Itu tampaknya belum cukup. Tepatnya, dia membangun sebuah reputasi atau pengakuan, yaitu sebagai ‘tukang’ atau orang yang bisa mengatasi masalah.
Suatu ketika di high school-nya, Lazaridis mengikuti sebuah kontes untuk memenangkan beasiswa. Dia bersama timnya membuat bel listrik berbentuk kotak. Saat teman-temannya mulai stres menghadapi kerumitan membuat bel, bos BB tersebut justru tenang-tenang saja.
Dengan rasa percaya diri yang tinggi, bel listrik itupun selesai ditangannya. Bosan dengan model perdana, Lazaridis, yang masih remaja, penasaran untuk membuat produk anyar.
Ternyata produk berikutnya jauh lebih memuaskan. Tidak dinyana, sejumlah sekolah memesan bel listrik buatan Lazaridis. Uang dari hasil penjualannya digunakan untuk membiayai perkuliahan tahun pertama di Universitas Waterloo.
Jiwa wirausaha pria yang tidak terlalu suka tampail formal ini terus terasah. Dua bulan sebelum lulus kuliah, dia menjawab tantangan raksasa otomotif saat itu, General Motors (GM) untuk mengembangkan sistem jaringan pengawas komputer.
“Mereka menawarkan kontrak senilai US$500.000,” ujarnya seperti dikutip Fortune edisi 17 April 2009.
Merasa bisa memberikan sebuah solusi kepada GM, Lazaridis meminta izin rektor agar diberi kelonggaran waktu kuliah.
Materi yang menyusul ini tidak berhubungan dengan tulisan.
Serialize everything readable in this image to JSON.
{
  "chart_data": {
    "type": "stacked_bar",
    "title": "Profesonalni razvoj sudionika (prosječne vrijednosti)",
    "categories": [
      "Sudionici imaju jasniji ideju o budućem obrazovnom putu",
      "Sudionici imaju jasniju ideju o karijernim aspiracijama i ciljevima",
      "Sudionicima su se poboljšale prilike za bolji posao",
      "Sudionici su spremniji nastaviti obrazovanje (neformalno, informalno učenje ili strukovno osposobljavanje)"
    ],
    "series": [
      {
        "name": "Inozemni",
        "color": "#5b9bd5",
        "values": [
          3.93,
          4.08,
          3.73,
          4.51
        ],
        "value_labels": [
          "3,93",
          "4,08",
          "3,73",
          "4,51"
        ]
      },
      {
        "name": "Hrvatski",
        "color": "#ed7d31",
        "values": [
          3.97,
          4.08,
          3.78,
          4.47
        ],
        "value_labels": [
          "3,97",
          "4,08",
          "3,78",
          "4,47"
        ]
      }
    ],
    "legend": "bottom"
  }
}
“Awalnya dia tetap meminta saya menyelesaikan dulu kuliah. Namun ketika saya menjelaskan soal kontrak tersebut, dia berharap saya bisa sukses. Bertahun-tahun kemudian, dia [rektor] duduk di beberapa dewan direksi bersama saya, termasuk di RIM.”
Tidak disebutkan siapa rektor tersebut tetapi yang jelas jejak langkah bisnis Lazaridis terlihat semakin mantap sejak menyelesaikan high school-nya.
Tak dipungkiri bahwa kontrak dengan GM merupakan tonggak sejarah yang mengubah perjalanan hidupnya. “Apa yang kami jalani untuk memulai RIM bermodal dari kontrak GM,” ujarnya.
Bila ada orang yang bertanya apa rahasia sukses Lazaridis bersama RIM, hal itu terletak pada lima prinsip dasar. Pertama, jangan takut melakukan hal-hal yang tidak biasa. Kedua, berpikirlah jauh kedepan dan wujudkan impian itu. Ketiga, perhitungkan risiko yang smart, bukan yang lain. Keempat, lakukan satu hal dengan hasil prima. Kelima, ukur lapangan permainan bisnis Anda.
Lazaridis tentu tidak sendiri. Masih banyak eksekutif puncak yang mengendalikan kapal usahanya ditengah krisis dengan keteguhan prinsip, sehingga layak dijadikan contoh.